By Vic Armijo
Slovenian Jure Robic won his fifth Race Across America on Friday in dominating fashion, crossing the finish line more than 12 hours ahead of runner-up Gerhard Gulewicz.
The Austrian, who had at times worked his way to within two hours of Robic, seemed to concede defeat by West Virginia, where his pace slowed. Matthew Warner-Smith of Australia kept plugging along, however, cutting his deficit from five hours to two before claiming third place in Annapolis, Maryland.
Robic’s official time was nine days, one hour and one minute, with an overall average speed of 13.85 mph — well off Pete Penseyres’ long-standing mark of 15.4 mph, which Robic had hoped to break this year.
He had a strong start, but cold, wet conditions in Durango, Colorado, clipped his wings.
“The weather in Colorado was bad in all ways,” Robic said Friday. “Headwind, a lot of rain, heavy rain and cold wind — these conditions, in high altitude, you cannot ride fast. I also have problems with my throat and it was a lot of work for my doctor to keep me in condition to still race, because I was almost on the edge to quit.”
The plains of Kansas offered up their own brand of misery.
“Headwinds in Kansas are always a problem,” Robic said. “This year I was prepared for these headwinds mentally. When they start blowing I just switch on the positive thoughts in my head and try still harder. …”
Robic’s fifth victory came without the financial and logistical support of the Slovenian army. He has retired from the service — retirement is mandatory at age 45 — and this year used a civilian crew. They performed admirably, he said.
“The crew was not so very new,” Robic said, “All the members were already once or twice crew for Race Across America, but not with my team. They know what the terrain is and they know what to expect out there in these conditions and they work like Swiss clock. Big part of this win is theirs.”
It has been surmised in the ultramarathon-cycling community that this may be Robic’s farewell RAAM. “He’s realizing that he is not the youngest any more,” said crew chief Matjaz Planinsek. “He’s not so self-confident that he can do anything.”
But Robic has declared himself done with RAAM before and come back. When asked directly he replied: “When I am finished with a RAAM I always feel like it is the last. But then a week, a month passes and I start thinking about it again. So maybe I should say nothing. With the RAAM, anything is possible.”
In the meantime, he’ll return to Slovenia, where he’ll take a little downtime before resuming training for the rest of his racing season.
“I imagine myself laying back, feet up in cold water.
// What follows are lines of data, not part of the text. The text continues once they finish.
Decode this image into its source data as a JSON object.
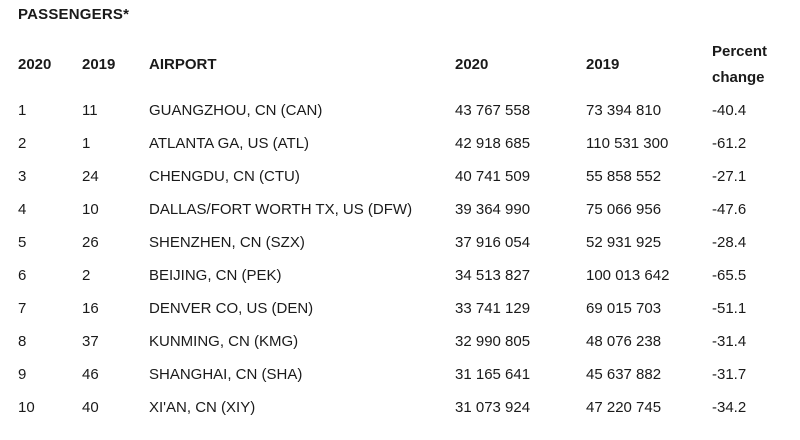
{
  "title": "PASSENGERS*",
  "headers": {
    "rank_2020": "2020",
    "rank_2019": "2019",
    "airport": "AIRPORT",
    "passengers_2020": "2020",
    "passengers_2019": "2019",
    "percent_line1": "Percent",
    "percent_line2": "change"
  },
  "rows": [
    {
      "rank_2020": "1",
      "rank_2019": "11",
      "airport": "GUANGZHOU, CN (CAN)",
      "passengers_2020": "43 767 558",
      "passengers_2019": "73 394 810",
      "percent_change": "-40.4"
    },
    {
      "rank_2020": "2",
      "rank_2019": "1",
      "airport": "ATLANTA GA, US (ATL)",
      "passengers_2020": "42 918 685",
      "passengers_2019": "110 531 300",
      "percent_change": "-61.2"
    },
    {
      "rank_2020": "3",
      "rank_2019": "24",
      "airport": "CHENGDU, CN (CTU)",
      "passengers_2020": "40 741 509",
      "passengers_2019": "55 858 552",
      "percent_change": "-27.1"
    },
    {
      "rank_2020": "4",
      "rank_2019": "10",
      "airport": "DALLAS/FORT WORTH TX, US (DFW)",
      "passengers_2020": "39 364 990",
      "passengers_2019": "75 066 956",
      "percent_change": "-47.6"
    },
    {
      "rank_2020": "5",
      "rank_2019": "26",
      "airport": "SHENZHEN, CN (SZX)",
      "passengers_2020": "37 916 054",
      "passengers_2019": "52 931 925",
      "percent_change": "-28.4"
    },
    {
      "rank_2020": "6",
      "rank_2019": "2",
      "airport": "BEIJING, CN (PEK)",
      "passengers_2020": "34 513 827",
      "passengers_2019": "100 013 642",
      "percent_change": "-65.5"
    },
    {
      "rank_2020": "7",
      "rank_2019": "16",
      "airport": "DENVER CO, US (DEN)",
      "passengers_2020": "33 741 129",
      "passengers_2019": "69 015 703",
      "percent_change": "-51.1"
    },
    {
      "rank_2020": "8",
      "rank_2019": "37",
      "airport": "KUNMING, CN (KMG)",
      "passengers_2020": "32 990 805",
      "passengers_2019": "48 076 238",
      "percent_change": "-31.4"
    },
    {
      "rank_2020": "9",
      "rank_2019": "46",
      "airport": "SHANGHAI, CN (SHA)",
      "passengers_2020": "31 165 641",
      "passengers_2019": "45 637 882",
      "percent_change": "-31.7"
    },
    {
      "rank_2020": "10",
      "rank_2019": "40",
      "airport": "XI'AN, CN (XIY)",
      "passengers_2020": "31 073 924",
      "passengers_2019": "47 220 745",
      "percent_change": "-34.2"
    }
  ]
}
And there may be some beer nearby,” he said.
Buatois still best
Recumbent racer Barbara Buatois still leads the women’s race and is expected to finish early Sunday morning.
Buatois holds a commanding 23-hour lead over South African Michele Santilhano. Italian Sabrina Bianchi, in third, has closed in to within five hours of Santilhano. With both having nearly 500 miles of racing ahead of them there seems to still be a race for second place.
While Buatois’ pace has been by far the fastest of this year’s women — she has been averaging 10.93 mph — she’s far off the record of 13.22 mph, set by Seana Hogan in 1995 on a course that began in Irvine, California, and ended in Savannah, Georgia.
- The podium ceremony for Robic began lightheartedly, with emcee George Thomas asking how he felt about Friday’s tied World Cup match between the United States and Slovenia. “I was still in the race and my team told me that we are in the lead, two to zero,” Robic said with a laugh. “I think ‘Wow, we’re going to beat you!’ Anyway, that is big success to play equal to such a big country as USA.”